- Theatrical release poster
- Directed by: Ray Nazarro
- Written by: George Bricker Will Irwin
- Produced by: Rudolph C. Flothow
- Starring: Dan Duryea Gale Storm Dick Foran Gloria Henry Guinn 'Big Boy' Williams
- Cinematography: W. Howard Greene
- Edited by: Richard Fantl
- Music by: Mischa Bakaleinikoff
- Color process: Technicolor
- Production company: Columbia Pictures
- Distributed by: Columbia Pictures
- Release date: January 17, 1951;
- Running time: 79 minutes
- Country: United States
- Language: English

= Al Jennings of Oklahoma =

1951 film

Al Jennings of Oklahoma is a 1951 American Western film directed by Ray Nazarro and starring Dan Duryea and Gale Storm. It is based on the story of Al Jennings, a former train robber turned attorney.

==Plot==
The rambunctious youngest son of a family of lawyers turns against the justice system after the murder of his brother and becomes the leader of a notorious bandit gang.

==Cast==
- Dan Duryea as Al Jennings
- Gale Storm as Margo St.
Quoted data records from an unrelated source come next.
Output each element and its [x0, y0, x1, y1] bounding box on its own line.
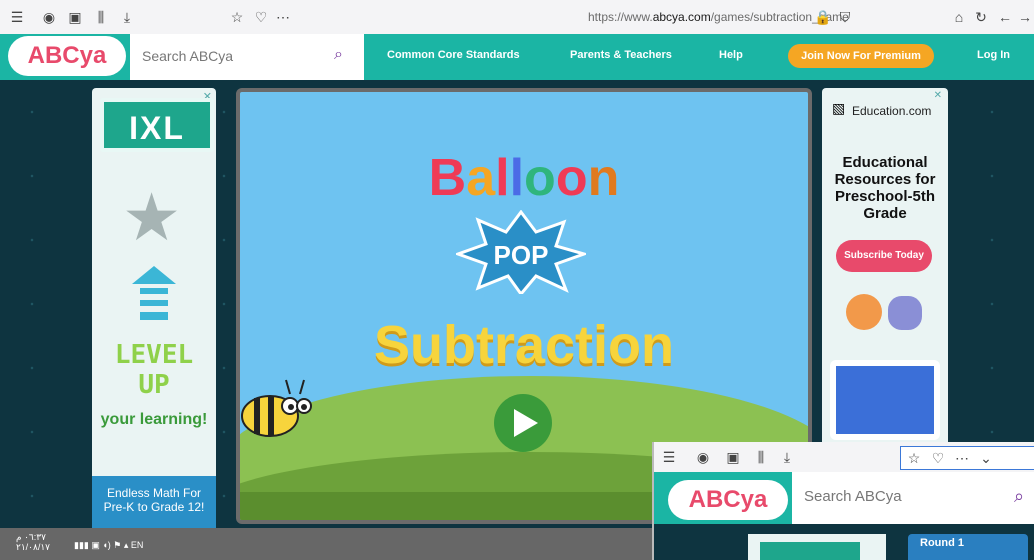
bookmark-star-icon[interactable]: ☆	[905, 449, 923, 467]
nav-common-core[interactable]: Common Core Standards	[387, 49, 520, 61]
ad-footer-text: Endless Math For Pre-K to Grade 12!	[103, 486, 205, 514]
menu-icon[interactable]: ☰	[660, 448, 678, 466]
clock-date: ٢١/٠٨/١٧	[16, 542, 51, 552]
inner-ixl-ad[interactable]	[748, 534, 886, 560]
level-up-text: LEVEL UP	[114, 340, 194, 400]
reader-icon[interactable]: ▣	[724, 448, 742, 466]
game-title-subtraction: Subtraction	[373, 315, 674, 375]
education-logo-icon: ▧	[832, 100, 846, 116]
search-input[interactable]: Search ABCya	[142, 48, 233, 64]
inner-search-input[interactable]: Search ABCya	[804, 488, 902, 505]
home-icon[interactable]: ⌂	[950, 8, 968, 26]
shield-icon[interactable]: ⛉	[836, 8, 854, 26]
extension-icon[interactable]: ◉	[694, 448, 712, 466]
menu-icon[interactable]: ☰	[8, 8, 26, 26]
pop-burst: POP	[456, 210, 586, 294]
ad-tagline: your learning!	[100, 411, 208, 428]
game-title-balloon: Balloon	[240, 148, 808, 208]
more-icon[interactable]: ⋯	[953, 449, 971, 467]
nav-help[interactable]: Help	[719, 49, 743, 61]
pocket-icon[interactable]: ♡	[929, 449, 947, 467]
abcya-logo[interactable]: ABCya	[8, 36, 126, 76]
inner-search-box[interactable]: Search ABCya ⌕	[792, 472, 1034, 524]
inner-address-bar[interactable]: ☆ ♡ ⋯ ⌄	[900, 446, 1034, 470]
arrow-up-icon	[132, 266, 176, 284]
title-letter: o	[555, 149, 588, 207]
arrow-bar-2	[140, 300, 168, 306]
round-indicator: Round 1	[908, 534, 1028, 560]
tray-icons[interactable]: ▮▮▮ ▣ ◖) ⚑ ▴ EN	[74, 540, 143, 551]
inner-ixl-logo	[760, 542, 860, 560]
logo-text: ABCya	[27, 42, 107, 69]
title-letter: l	[495, 149, 510, 207]
inner-logo-text: ABCya	[688, 486, 768, 513]
nav-parents-teachers[interactable]: Parents & Teachers	[570, 49, 672, 61]
extension-icon[interactable]: ◉	[40, 8, 58, 26]
inner-toolbar: ☰ ◉ ▣ ⫼ ⤓ ☆ ♡ ⋯ ⌄	[654, 442, 1034, 472]
pocket-icon[interactable]: ♡	[252, 8, 270, 26]
play-icon[interactable]	[514, 409, 538, 437]
search-box[interactable]: Search ABCya ⌕	[130, 34, 364, 80]
game-preview-tablet	[830, 360, 940, 440]
close-ad-icon[interactable]: ✕	[934, 90, 942, 101]
mascot-purple	[888, 296, 922, 330]
download-icon[interactable]: ⤓	[778, 448, 796, 466]
title-letter: a	[466, 149, 496, 207]
reader-icon[interactable]: ▣	[66, 8, 84, 26]
clock-time: ٠٦:٣٧ م	[16, 532, 46, 542]
clock[interactable]: ٠٦:٣٧ م ٢١/٠٨/١٧	[16, 532, 50, 552]
ad-headline: Educational Resources for Preschool-5th …	[834, 154, 936, 222]
lock-icon: 🔒	[814, 9, 832, 25]
search-icon[interactable]: ⌕	[1014, 486, 1024, 507]
more-icon[interactable]: ⋯	[274, 8, 292, 26]
join-premium-button[interactable]: Join Now For Premium	[788, 44, 934, 68]
login-link[interactable]: Log In	[977, 49, 1010, 61]
chevron-down-icon[interactable]: ⌄	[977, 449, 995, 467]
ixl-ad[interactable]: ✕ IXL ★ LEVEL UP your learning! Endless …	[92, 88, 216, 528]
nested-browser-window: ☰ ◉ ▣ ⫼ ⤓ ☆ ♡ ⋯ ⌄ ABCya Search ABCya ⌕ R…	[652, 442, 1034, 560]
subscribe-button[interactable]: Subscribe Today	[836, 240, 932, 272]
arrow-bar-1	[140, 288, 168, 294]
download-icon[interactable]: ⤓	[118, 8, 136, 26]
language-indicator[interactable]: EN	[131, 540, 144, 550]
title-letter: B	[428, 149, 467, 207]
address-bar[interactable]: https://www.abcya.com/games/subtraction_…	[588, 10, 849, 24]
browser-toolbar: ☰ ◉ ▣ ⫼ ⤓ ☆ ♡ ⋯ https://www.abcya.com/ga…	[0, 0, 1034, 35]
library-icon[interactable]: ⫼	[92, 8, 110, 26]
title-letter: l	[509, 149, 525, 207]
reload-icon[interactable]: ↻	[972, 8, 990, 26]
library-icon[interactable]: ⫼	[752, 448, 770, 466]
education-brand: Education.com	[852, 104, 932, 118]
title-letter: n	[587, 149, 620, 207]
ixl-logo-text: IXL	[129, 110, 185, 146]
title-letter: o	[524, 149, 556, 207]
play-button[interactable]	[494, 394, 552, 452]
game-title-pop: POP	[494, 240, 549, 270]
star-icon: ★	[122, 180, 182, 254]
forward-icon[interactable]: →	[1016, 8, 1034, 26]
mascot-orange	[846, 294, 882, 330]
bookmark-star-icon[interactable]: ☆	[228, 8, 246, 26]
back-icon[interactable]: ←	[996, 8, 1014, 26]
bee-icon	[241, 379, 312, 437]
game-preview-screen	[836, 366, 934, 434]
arrow-bar-3	[140, 312, 168, 320]
education-com-ad[interactable]: ✕ ▧ Education.com Educational Resources …	[822, 88, 948, 450]
ixl-logo: IXL	[100, 98, 214, 152]
inner-abcya-logo[interactable]: ABCya	[668, 480, 788, 520]
search-icon[interactable]: ⌕	[334, 46, 343, 64]
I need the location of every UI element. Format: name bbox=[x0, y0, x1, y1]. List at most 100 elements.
Claire
- Dick Foran as Frank Jennings
- Gloria Henry as Alice Calhoun
- Guinn 'Big Boy' Williams as Lon Tuttle
- Raymond Greenleaf as Judge Jennings
- Stanley Andrews as Marshal Ken Slattery
- John Ridgely as Railroad Detective Dan Hanes
- James Millican as Ed Jennings
- Harry Shannon as Fred Salter
- John Dehner as Tom Marsden
- Fred Aldrich as Henchman (uncredited)

==Production==
The screenplay was written by George Bricker based on a subject by Al J. Jennings and Will Irwin. The film was shot at the Iverson Ranch in the Chatsworth section of Los Angeles from mid-April to late May 1950.

==Bibliography==
- Paul Varner. The A to Z of Westerns in Cinema. Scarecrow Press, 2009.